Saturday, March 04, 2017

It Will Take AI to Discern and to Prove Genetic Discrimination



thescientist |  It wouldn’t be the first time Shubhayan Sanatani wrote one of these letters, nor would it be the last. A child under his care at the British Columbia Children’s Hospital had been unable to obtain health insurance ever since testing positive in a genetic screen for a sudden arrhythmia death syndrome (SADS). Whenever this happened to one of his patients, Sanatani, a pediatric cardiologist, would write a letter to the insurance company in question, explaining that the positive test did not necessarily indicate a significant increase in risk for a cardiac event.
“We haven’t had much to offer, other than to write letters of support saying the child has an extremely low risk of an event,” Sanatani told The Scientist. “All we can do, really, is advocate for our patients. I’m not confident about how successful we are.”
How often do parents discover that a genetic screening result has rendered their children uninsurable, or subject to prohibitively high insurance premiums? Sanatani resolved to find out. In a January 24 study in Circulation: Cardiovascular Genetics, Sanatani and colleagues conducted informal interviews of 202 people across North America who had either a SADS diagnosis (which, in 73 percent of cases, involved a genetic screen) or an affected family member. Despite its limitations—the survey did not ask when the alleged acts of insurance discrimination occurred, for instance—the self-reported results shed some anecdotal light on what Sanatani said he had been observing in his medical practice.
Thirty-nine percent of the respondents with a SADS diagnosis or an affected family member reported an increase in their existing insurance premiums. Just more than half said they applied for insurance only after receiving the diagnosis; 60 percent of these respondents indicated that they were rejected by insurers.

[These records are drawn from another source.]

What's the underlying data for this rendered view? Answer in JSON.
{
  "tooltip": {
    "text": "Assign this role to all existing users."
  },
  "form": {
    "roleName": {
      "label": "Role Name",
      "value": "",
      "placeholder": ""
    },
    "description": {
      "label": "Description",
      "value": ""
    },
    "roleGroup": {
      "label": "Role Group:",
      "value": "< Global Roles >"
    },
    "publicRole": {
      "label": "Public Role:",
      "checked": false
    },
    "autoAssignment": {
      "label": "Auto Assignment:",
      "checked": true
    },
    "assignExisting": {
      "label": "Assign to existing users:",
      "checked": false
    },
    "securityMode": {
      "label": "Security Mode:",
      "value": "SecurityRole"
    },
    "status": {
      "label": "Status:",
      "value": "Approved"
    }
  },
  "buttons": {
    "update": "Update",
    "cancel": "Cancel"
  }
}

Before initiating the study, “a lot of families came to us with the notion that having their kids tested would impact their health coverage, but whenever we went to the literature to see if we could substantiate this or refute this, we couldn’t find much,” Sanatani told The Scientist. Yet, after examining the data, the team concluded that “a large percentage of the respondents had experienced some form of insurance rejection,” he said, “with most of them being rejected on the basis of the diagnosis.”
The results were surprising because, according to the researchers, most of the survey respondents were from the United States, where the 2008 Genetic Information Non-Discrimination Act (GINA) should have protected them.